What’s Multi-Busbar solar panel?
MBB - Multi Busbars and Silver use in Solar Panels
Multi-busbar solar panels - High output with lower silver content
Solar panels with Multiple Busbars are just one of the avenues that researchers are using to tweak more power out of solar cells. As always, keeping costs under control while continually improving their products is one of the driving forces, that’s allowing us to see a steady improvement from rival panel makers. The focus on busbars has helped lift solar cell efficiency and reliability to ever-increasing levels. Along with multi-busbar design, are the efforts to reduce the use of silver in the construction of solar panels, which will be discussed later in the article.
Almost all solar panels use silver in their wiring as it's highly conductive, but a bit expensive. The good news is there are new methods emerging, that can help reduce the amount of silver used in a solar panel, without affecting its efficiency. Lower cost, higher output!
Firstly, what are busbars?
In many cases, you can easily find a busbar (BB), or many of them, on any given solar panel available today. They’re those ‘silver-looking lines that stand out like you know what...
Anyway, within the solar cell, there’s a thin rectangular-shaped strip printed on both the front and rear sides of the solar cell. These are there to conduct the electricity produced by the solar cell itself. These strips are called, busbars. They are often silver-plated strips of copper. This is how they get their ‘silvery look’.
Busbars are like “highways” in a solar panel. They act as the gathering points for the electricity that’s being produced by the panel’s solar cells. They connect the rear and front sides of the solar cell, to form the direct current (DC) power which is channelled away, and finally into the inverter to be conditioned as Alternating Current (AC) power. This AC electricity is then ready for immediate use, storage or out to the Grid as export.
What makes multi busbars better?
If more BB can be added to the front side of a panel, this will shorten the distance between them. The less distance, the better as it helps lower resistance losses and improve efficiency.
Another benefit of multiple busbars is that they can help protect the panel from micro-cracking. Micro-cracks commonly occur between busbars. So, the effect of these cracks if they occur is limited to a smaller area on the panel itself. This is a big improvement over earlier 2 and 3 BB designs.
These days, multi busbar solar cells are one of the prominent aspects in solar panel design. The minimum number of busbars (BB) found on a solar panel has increased to 6BB from 2BB not so long ago. Several producers have increased their efforts, taking it further to 9BB and even to 16BB on their panels like QCELLS with their Q-PEAK 12BB Series and REC Solar with the Alpha 16BB technology. They are concentrating on panel designs using PERC Solar Cells, utilising the maximum number of busbars in frontside panel contacts. So, many busbars are very good thing when it comes to solar panel design and efficiency.How much silver take to make a solar panel?
The cost of making solar panels has dropped a lot in recent years, but the sustained use of silver content in them has driven demand for the metal. Therefore, we see the price go up and down quite a bit and it’s this uncertainty that concerns panel makers.

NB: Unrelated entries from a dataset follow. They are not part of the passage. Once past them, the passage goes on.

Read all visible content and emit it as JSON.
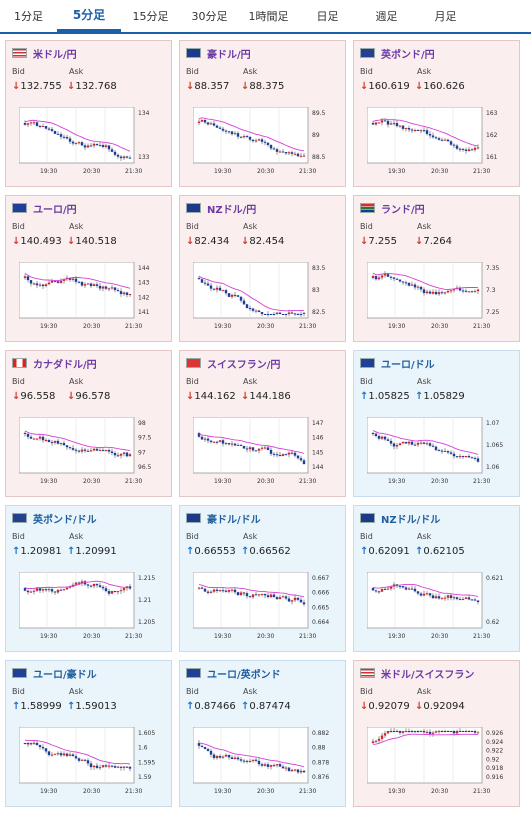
{
  "tabs": [
    {
      "label": "1分足"
    },
    {
      "label": "5分足"
    },
    {
      "label": "15分足"
    },
    {
      "label": "30分足"
    },
    {
      "label": "1時間足"
    },
    {
      "label": "日足"
    },
    {
      "label": "週足"
    },
    {
      "label": "月足"
    }
  ],
  "active_tab": 1,
  "labels": {
    "bid": "Bid",
    "ask": "Ask"
  },
  "colors": {
    "down": "#d23b2f",
    "up": "#1e72c8",
    "ma": "#d63fd6",
    "candle_up": "#d2262b",
    "candle_down": "#1b3d9c"
  },
  "x_ticks": [
    "19:30",
    "20:30",
    "21:30"
  ],
  "pairs": [
    {
      "name": "米ドル/円",
      "flag": "us-flag-icon",
      "dir": "down",
      "bid": "132.755",
      "ask": "132.768",
      "y_ticks": [
        "134",
        "133"
      ]
    },
    {
      "name": "豪ドル/円",
      "flag": "au-flag-icon",
      "dir": "down",
      "bid": "88.357",
      "ask": "88.375",
      "y_ticks": [
        "89.5",
        "89",
        "88.5"
      ]
    },
    {
      "name": "英ポンド/円",
      "flag": "gb-flag-icon",
      "dir": "down",
      "bid": "160.619",
      "ask": "160.626",
      "y_ticks": [
        "163",
        "162",
        "161"
      ]
    },
    {
      "name": "ユーロ/円",
      "flag": "eu-flag-icon",
      "dir": "down",
      "bid": "140.493",
      "ask": "140.518",
      "y_ticks": [
        "144",
        "143",
        "142",
        "141"
      ]
    },
    {
      "name": "NZドル/円",
      "flag": "nz-flag-icon",
      "dir": "down",
      "bid": "82.434",
      "ask": "82.454",
      "y_ticks": [
        "83.5",
        "83",
        "82.5"
      ]
    },
    {
      "name": "ランド/円",
      "flag": "za-flag-icon",
      "dir": "down",
      "bid": "7.255",
      "ask": "7.264",
      "y_ticks": [
        "7.35",
        "7.3",
        "7.25"
      ]
    },
    {
      "name": "カナダドル/円",
      "flag": "ca-flag-icon",
      "dir": "down",
      "bid": "96.558",
      "ask": "96.578",
      "y_ticks": [
        "98",
        "97.5",
        "97",
        "96.5"
      ]
    },
    {
      "name": "スイスフラン/円",
      "flag": "ch-flag-icon",
      "dir": "down",
      "bid": "144.162",
      "ask": "144.186",
      "y_ticks": [
        "147",
        "146",
        "145",
        "144"
      ]
    },
    {
      "name": "ユーロ/ドル",
      "flag": "eu-us-flag-icon",
      "dir": "up",
      "bid": "1.05825",
      "ask": "1.05829",
      "y_ticks": [
        "1.07",
        "1.065",
        "1.06"
      ]
    },
    {
      "name": "英ポンド/ドル",
      "flag": "gb-us-flag-icon",
      "dir": "up",
      "bid": "1.20981",
      "ask": "1.20991",
      "y_ticks": [
        "1.215",
        "1.21",
        "1.205"
      ]
    },
    {
      "name": "豪ドル/ドル",
      "flag": "au-us-flag-icon",
      "dir": "up",
      "bid": "0.66553",
      "ask": "0.66562",
      "y_ticks": [
        "0.667",
        "0.666",
        "0.665",
        "0.664"
      ]
    },
    {
      "name": "NZドル/ドル",
      "flag": "nz-us-flag-icon",
      "dir": "up",
      "bid": "0.62091",
      "ask": "0.62105",
      "y_ticks": [
        "0.621",
        "0.62"
      ]
    },
    {
      "name": "ユーロ/豪ドル",
      "flag": "eu-au-flag-icon",
      "dir": "up",
      "bid": "1.58999",
      "ask": "1.59013",
      "y_ticks": [
        "1.605",
        "1.6",
        "1.595",
        "1.59"
      ]
    },
    {
      "name": "ユーロ/英ポンド",
      "flag": "eu-gb-flag-icon",
      "dir": "up",
      "bid": "0.87466",
      "ask": "0.87474",
      "y_ticks": [
        "0.882",
        "0.88",
        "0.878",
        "0.876"
      ]
    },
    {
      "name": "米ドル/スイスフラン",
      "flag": "us-ch-flag-icon",
      "dir": "down",
      "bid": "0.92079",
      "ask": "0.92094",
      "y_ticks": [
        "0.926",
        "0.924",
        "0.922",
        "0.92",
        "0.918",
        "0.916"
      ]
    }
  ]
}
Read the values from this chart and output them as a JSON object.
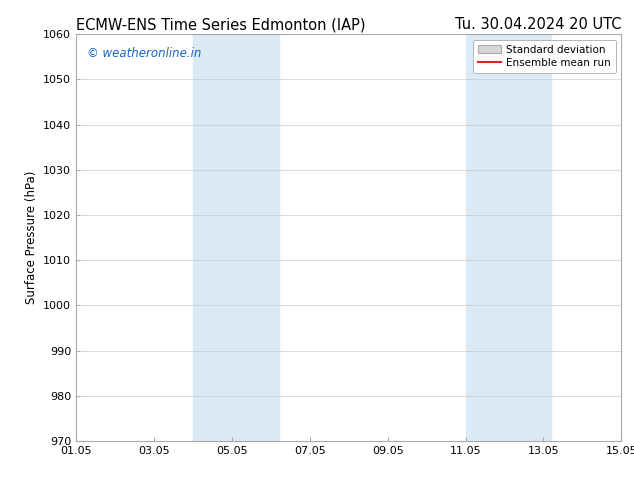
{
  "title_left": "ECMW-ENS Time Series Edmonton (IAP)",
  "title_right": "Tu. 30.04.2024 20 UTC",
  "ylabel": "Surface Pressure (hPa)",
  "ylim": [
    970,
    1060
  ],
  "yticks": [
    970,
    980,
    990,
    1000,
    1010,
    1020,
    1030,
    1040,
    1050,
    1060
  ],
  "xtick_labels": [
    "01.05",
    "03.05",
    "05.05",
    "07.05",
    "09.05",
    "11.05",
    "13.05",
    "15.05"
  ],
  "xtick_positions": [
    0,
    2,
    4,
    6,
    8,
    10,
    12,
    14
  ],
  "xlim": [
    0,
    14
  ],
  "shaded_regions": [
    {
      "x_start": 3.0,
      "x_end": 5.2,
      "color": "#daeaf7"
    },
    {
      "x_start": 10.0,
      "x_end": 12.2,
      "color": "#daeaf7"
    }
  ],
  "watermark_text": "© weatheronline.in",
  "watermark_color": "#1565C0",
  "legend_std_label": "Standard deviation",
  "legend_mean_label": "Ensemble mean run",
  "legend_std_facecolor": "#d8d8d8",
  "legend_std_edgecolor": "#aaaaaa",
  "legend_mean_color": "#dd2222",
  "bg_color": "#ffffff",
  "grid_color": "#cccccc",
  "title_fontsize": 10.5,
  "axis_label_fontsize": 8.5,
  "tick_fontsize": 8,
  "watermark_fontsize": 8.5
}
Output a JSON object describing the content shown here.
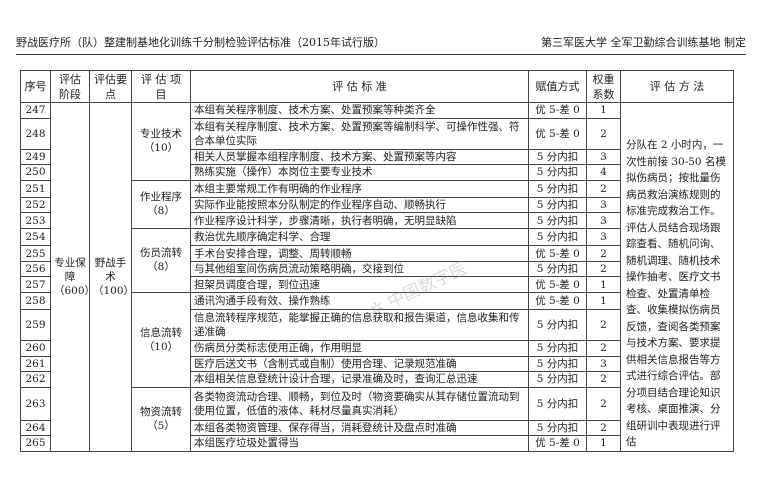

With the overall global demand for solar PV panels expected to increase well into the foreseeable future, panel makers are on a quest to get as much silver out of their panels as possible. A multi- busbar approach can help with that.
How do they use silver in solar cells?
A common solar cell has very fine wires on the front. In fact, these “wires” are screen printed with a silver paste, using a process much like the one used to make the design on your favourite t-shirt. There are two types of “wires” – The thicker ones are called “busbars” and the other, very thin ones are called “fingers”. As the wires are very thin, electrical resistance could be a problem. Its at this point where silver with its high conductivity, plays its part to reduce electrical resistance in the panel, and lift efficiency.
As mentioned, the silver is applied in the form of a paste, by before using a screen-printing technique. A 60-cell panel might contain about 8 grams of silver, which in 2022 is currently $.083 per gram, so that’s about $7 of silver in each panel. That perhaps seems to be not a lot, but it soon adds up when you’re talking about hundreds of thousands of panels in a very competitive market.
How can they reduce silver content in solar panels?
New techniques are being developed to improve the silver paste screen print method - even thinner than it is now – From 30 micrometres down to 19. This would be a saving in silver content of about 30%, with an improvement in efficiency too.
Take out the silver altogether?
Another way to actually remove silver content entirely, is to use rear or back contact solar cells. This type of design has all the wiring placed on the rear of the cell, instead of the front. One of the benefits of this layout is that with the wires at the back of the cell, they dont block any sunlight.
In this instance, panel makers can also use thicker, cheaper copper wires instead of silver, and this solves the conductivity problems associated with thinner, front side wires. SunPower and LG Solar both make extensive use of copper in their rear contact cell designs. The SunPower Maxeon uses a copper sheet that covers the whole rear of the cell. Copper is still an excellent conductor, but it’s also many times less expensive than silver.
Unfortunately, rear contact cell panels are not as easy to produce, so until improved methods can be developed, this type of product will remain at the premium end of the market.